How far should you go to test a product?
June 13th, 2008 at 08:40am Carrie Skogsberg
While recently browsing around the PRSA site we came across a rather startling article - the Philadelphia Daily News and Philadelphia Inquirer went overboard to test the success of advertising in their print and online publications. They ran fake ads for a made-up airline called Derrie-Air (ha ha!), a company that promises green flight practices based on the weight of the passengers. As Editor & Publisher Magazine reported Monday, a story in the Inquirer revealed that the ads for “Derrie-Air” drew a higher-than-usual response, with a 1.25-percent “click-through rate” for the online version, compared to a national click-through average of just 0.05 percent.

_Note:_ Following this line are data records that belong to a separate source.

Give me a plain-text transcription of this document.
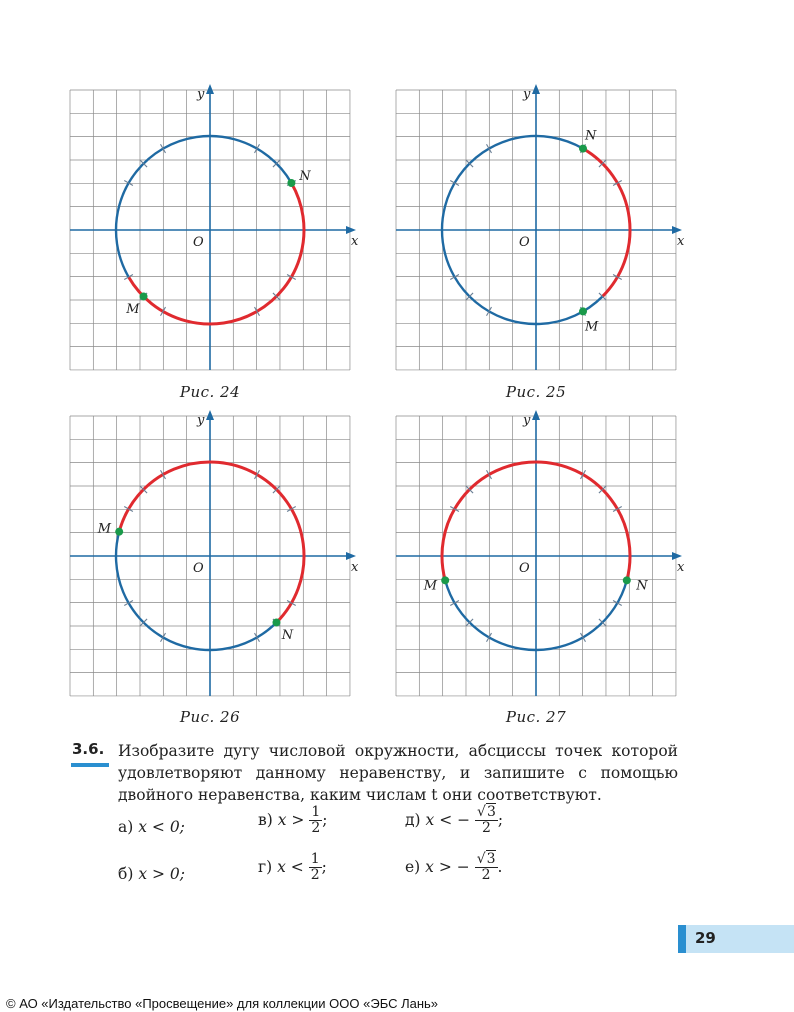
x
y
O
M
N
Рис. 24
x
y
O
M
N
Рис. 25
x
y
O
M
N
Рис. 26
x
y
O
M	N
Рис. 27
3.6. Изобразите дугу числовой окружности, абсциссы точек которой удовлетворяют данному неравенству, и запишите с помощью двойного неравенства, каким числам t они соответствуют.
а) x < 0;
б) x > 0;
в) $x > \frac{1}{2}$ ;
г) $x < \frac{1}{2}$ ;
д) x < − $\frac{√3}{2}$ ;
е) x > − $\frac{√3}{2}$ .
29
© АО «Издательство «Просвещение» для коллекции ООО «ЭБС Лань»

A little astounding? The reason the click-thru rates were so high was not only because of the power of print and online advertising - it was the message. If you name an airline “Derrie-Air,” people are going to look twice, which still shows how important messaging is in the industry.
Our issue with this is that a newspaper’s job is to inform its public with the facts - and even an advertising department needs to follow some ethics along those lines. Shouldn’t they be able to prove their success with their existing clients? Don’t they have to provide a return-on-investment for the costly price of advertising? If they want to sell ads they should be able to provide true statistics, not ones they had to create with a fake company.
In the end, it goes back to the core of public relations and marketing know-how - if you have the right message, people are going to listen, and maybe even get off of their “derrie-airs” and do something about it.